Here's the Hartmann mask that I use. You'll have to scale to your scopes dimensions. Just in case you'd like some guidance on making the mask this is what I do:-

  1. Measure the diameter of the telescope tube and on the card draw circle A keeping the centre point marked clearly.
  2. Draw another circle, this time the diameter of the aperture of your scope. This is circle B.
  3. With the compass still set to the radius of the aperture make a mark right at the top of circle B then put the compass point on it and with the pencil end make a mark on circle B, move the point to the new mark and repeat making a third mark. I've labelled these as C.
  4. Draw lines from the centre point to these C marks.
  5. Now you need to measure the secondary mirror obstruction as Circles E must fit in the clear part of the aperture.

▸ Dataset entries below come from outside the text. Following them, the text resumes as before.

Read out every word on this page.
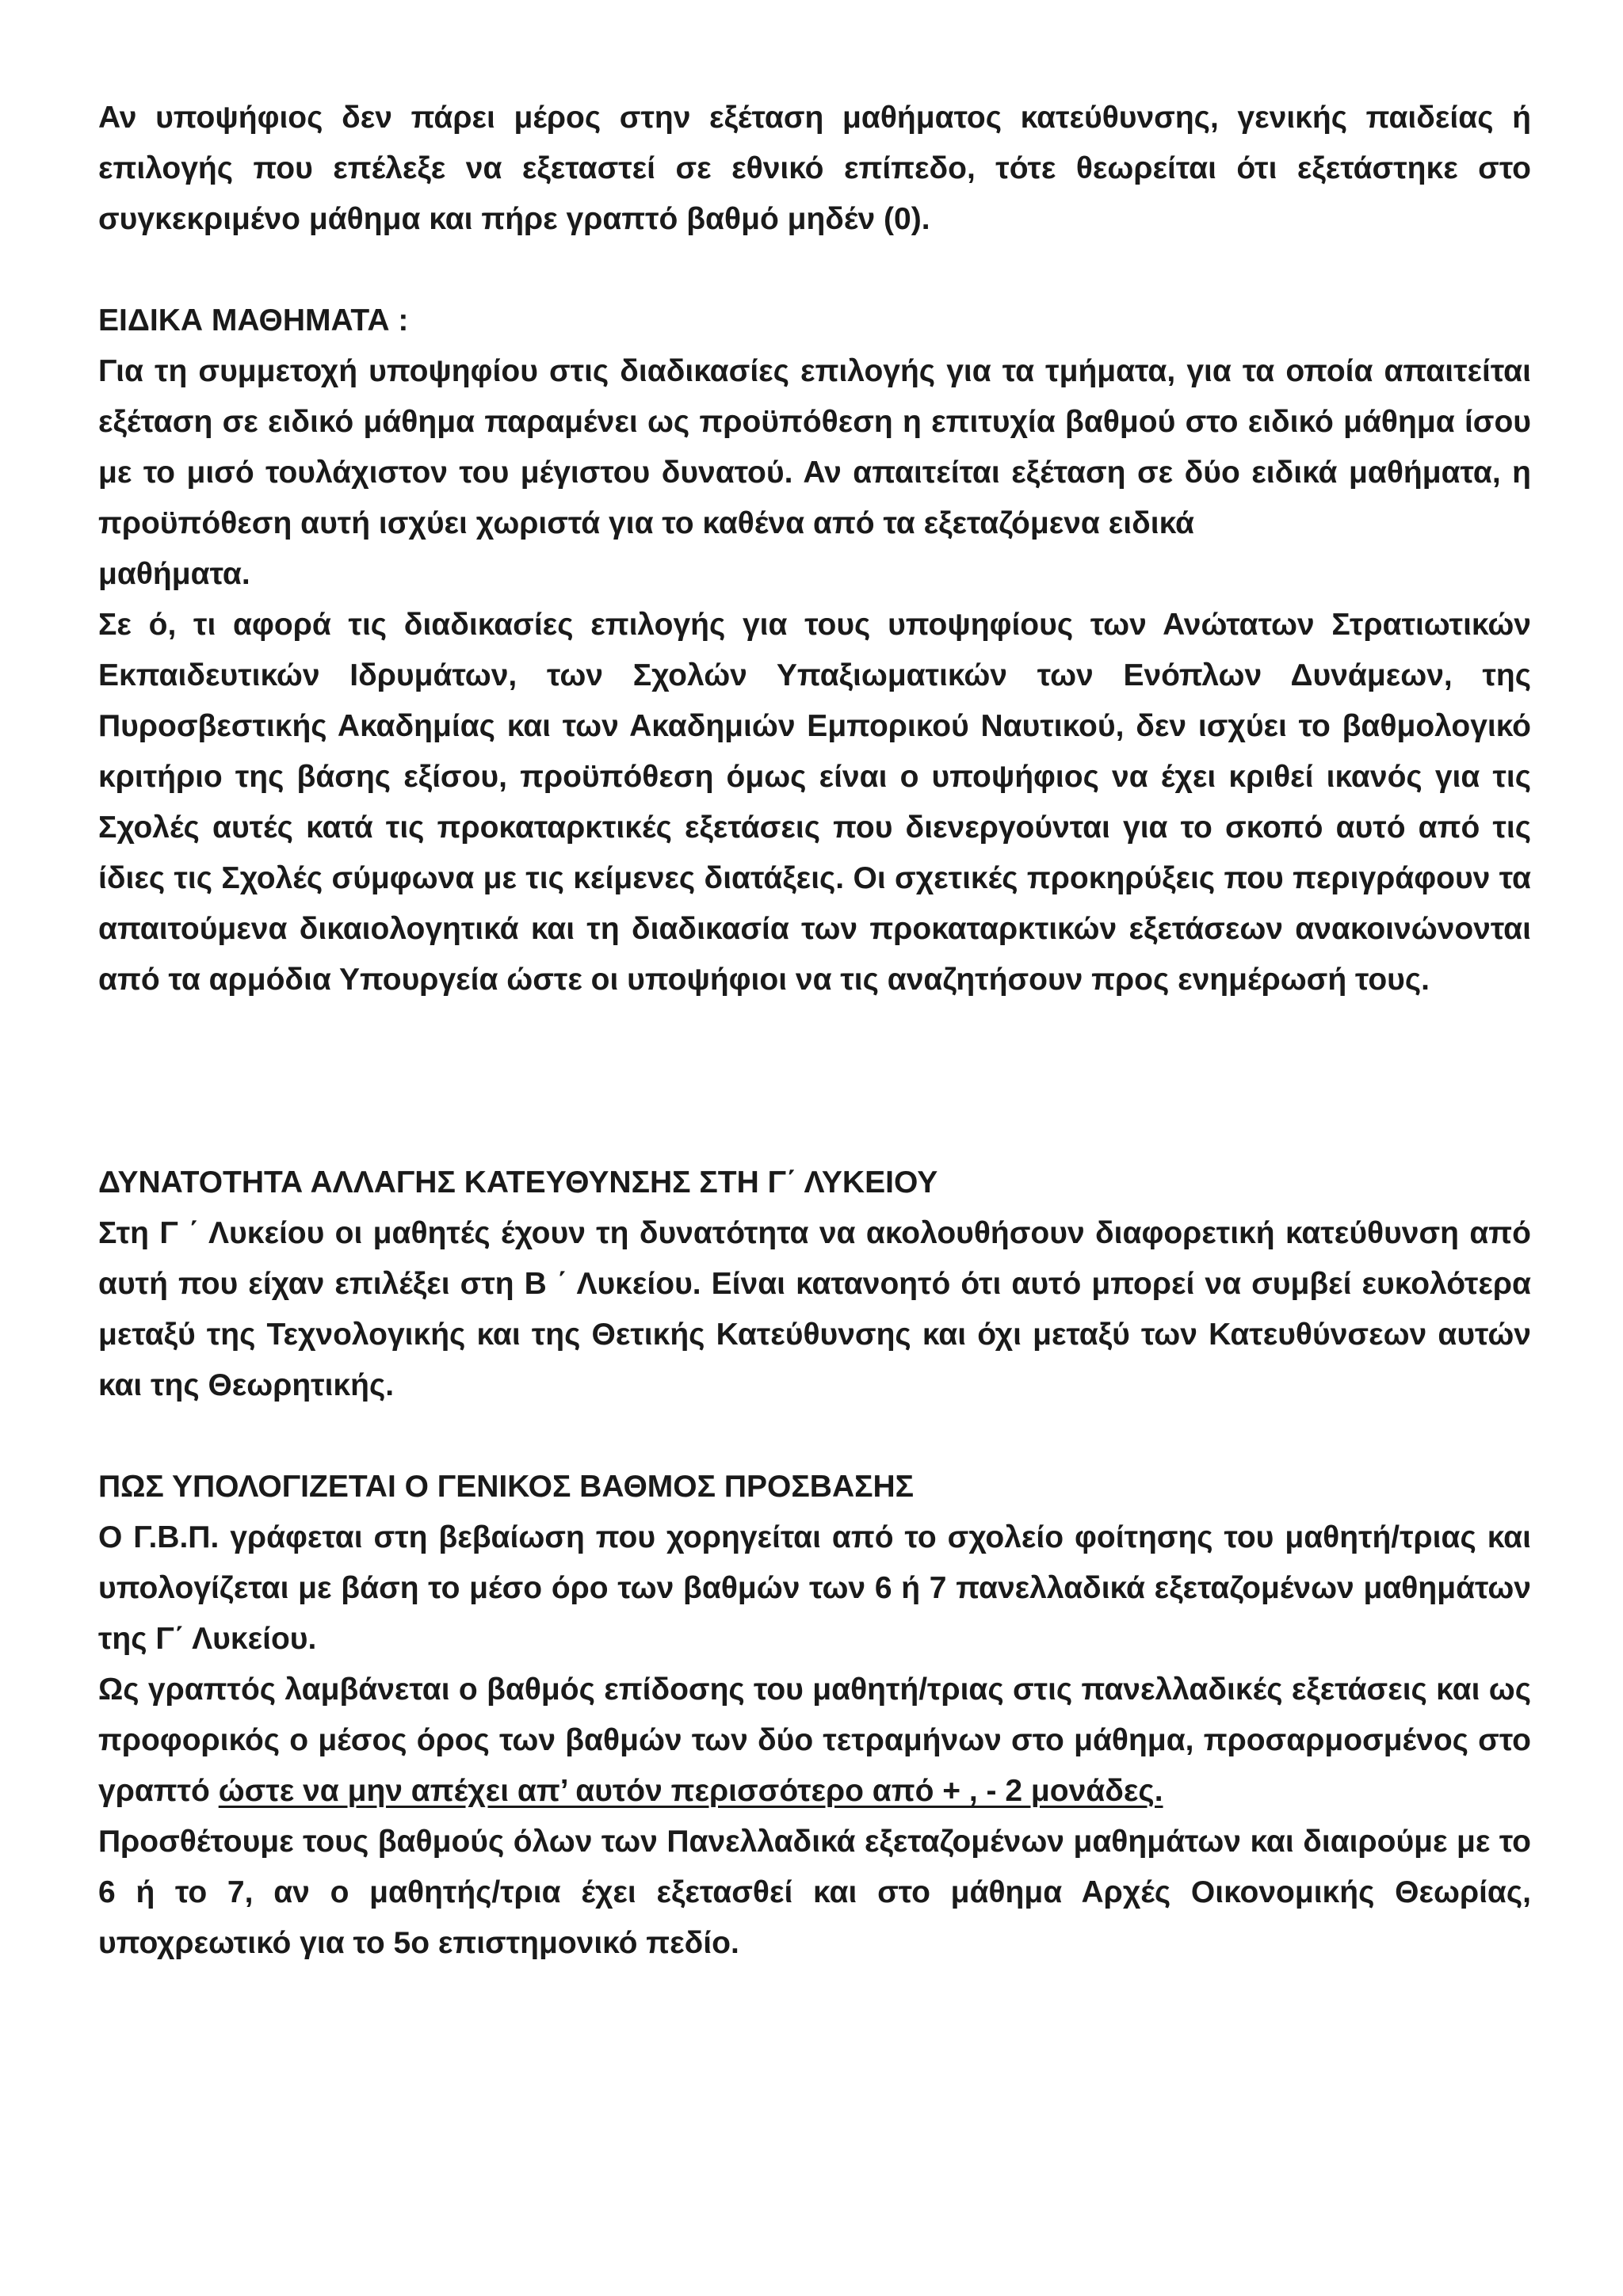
Αν υποψήφιος δεν πάρει μέρος στην εξέταση μαθήματος κατεύθυνσης, γενικής παιδείας ή επιλογής που επέλεξε να εξεταστεί σε εθνικό επίπεδο, τότε θεωρείται ότι εξετάστηκε στο συγκεκριμένο μάθημα και πήρε γραπτό βαθμό μηδέν (0).

ΕΙΔΙΚΑ ΜΑΘΗΜΑΤΑ :

Για τη συμμετοχή υποψηφίου στις διαδικασίες επιλογής για τα τμήματα, για τα οποία απαιτείται εξέταση σε ειδικό μάθημα παραμένει ως προϋπόθεση η επιτυχία βαθμού στο ειδικό μάθημα ίσου με το μισό τουλάχιστον του μέγιστου δυνατού. Αν απαιτείται εξέταση σε δύο ειδικά μαθήματα, η προϋπόθεση αυτή ισχύει χωριστά για το καθένα από τα εξεταζόμενα ειδικά

μαθήματα.

Σε ό, τι αφορά τις διαδικασίες επιλογής για τους υποψηφίους των Ανώτατων Στρατιωτικών Εκπαιδευτικών Ιδρυμάτων, των Σχολών Υπαξιωματικών των Ενόπλων Δυνάμεων, της Πυροσβεστικής Ακαδημίας και των Ακαδημιών Εμπορικού Ναυτικού, δεν ισχύει το βαθμολογικό κριτήριο της βάσης εξίσου, προϋπόθεση όμως είναι ο υποψήφιος να έχει κριθεί ικανός για τις Σχολές αυτές κατά τις προκαταρκτικές εξετάσεις που διενεργούνται για το σκοπό αυτό από τις ίδιες τις Σχολές σύμφωνα με τις κείμενες διατάξεις. Οι σχετικές προκηρύξεις που περιγράφουν τα απαιτούμενα δικαιολογητικά και τη διαδικασία των προκαταρκτικών εξετάσεων ανακοινώνονται από τα αρμόδια Υπουργεία ώστε οι υποψήφιοι να τις αναζητήσουν προς ενημέρωσή τους.

ΔΥΝΑΤΟΤΗΤΑ ΑΛΛΑΓΗΣ ΚΑΤΕΥΘΥΝΣΗΣ ΣΤΗ Γ΄ ΛΥΚΕΙΟΥ

Στη Γ ΄ Λυκείου οι μαθητές έχουν τη δυνατότητα να ακολουθήσουν διαφορετική κατεύθυνση από αυτή που είχαν επιλέξει στη Β ΄ Λυκείου. Είναι κατανοητό ότι αυτό μπορεί να συμβεί ευκολότερα μεταξύ της Τεχνολογικής και της Θετικής Κατεύθυνσης και όχι μεταξύ των Κατευθύνσεων αυτών και της Θεωρητικής.

ΠΩΣ ΥΠΟΛΟΓΙΖΕΤΑΙ Ο ΓΕΝΙΚΟΣ ΒΑΘΜΟΣ ΠΡΟΣΒΑΣΗΣ

Ο Γ.Β.Π. γράφεται στη βεβαίωση που χορηγείται από το σχολείο φοίτησης του μαθητή/τριας και υπολογίζεται με βάση το μέσο όρο των βαθμών των 6 ή 7 πανελλαδικά εξεταζομένων μαθημάτων της Γ΄ Λυκείου.

Ως γραπτός λαμβάνεται ο βαθμός επίδοσης του μαθητή/τριας στις πανελλαδικές εξετάσεις και ως προφορικός ο μέσος όρος των βαθμών των δύο τετραμήνων στο μάθημα, προσαρμοσμένος στο γραπτό ώστε να μην απέχει απ’ αυτόν περισσότερο από + , - 2 μονάδες.

Προσθέτουμε τους βαθμούς όλων των Πανελλαδικά εξεταζομένων μαθημάτων και διαιρούμε με το 6 ή το 7, αν ο μαθητής/τρια έχει εξετασθεί και στο μάθημα Αρχές Οικονομικής Θεωρίας, υποχρεωτικό για το 5ο επιστημονικό πεδίο.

  6. Once you know the size of the obstruction, you'll know the size of the unobstructed part. My SCT is 150mm – so it's radius is 75mm, with an obstruction radius of 28mm and clear aperture of 47mm. This means Circle D for me would be (47 / 2 + 28 = ) roughly 51mm. Circles E need to fit into 47mm so their radius would be 22mm because it's easier to measure with my ruler and compass.
  7. Draw circles D then E where D meets the lines going out to points C.
  8. The draw lines F and you have two sides of each triangle. Complete the triangle by joining the lines up and all you have to do now is cut out the triangles.

Try it with card and if you like it make one out of wood. When out of focus you'll see multiple images and as you focus they move together until you have one sharp point with diffraction spikes (six of them) point outward.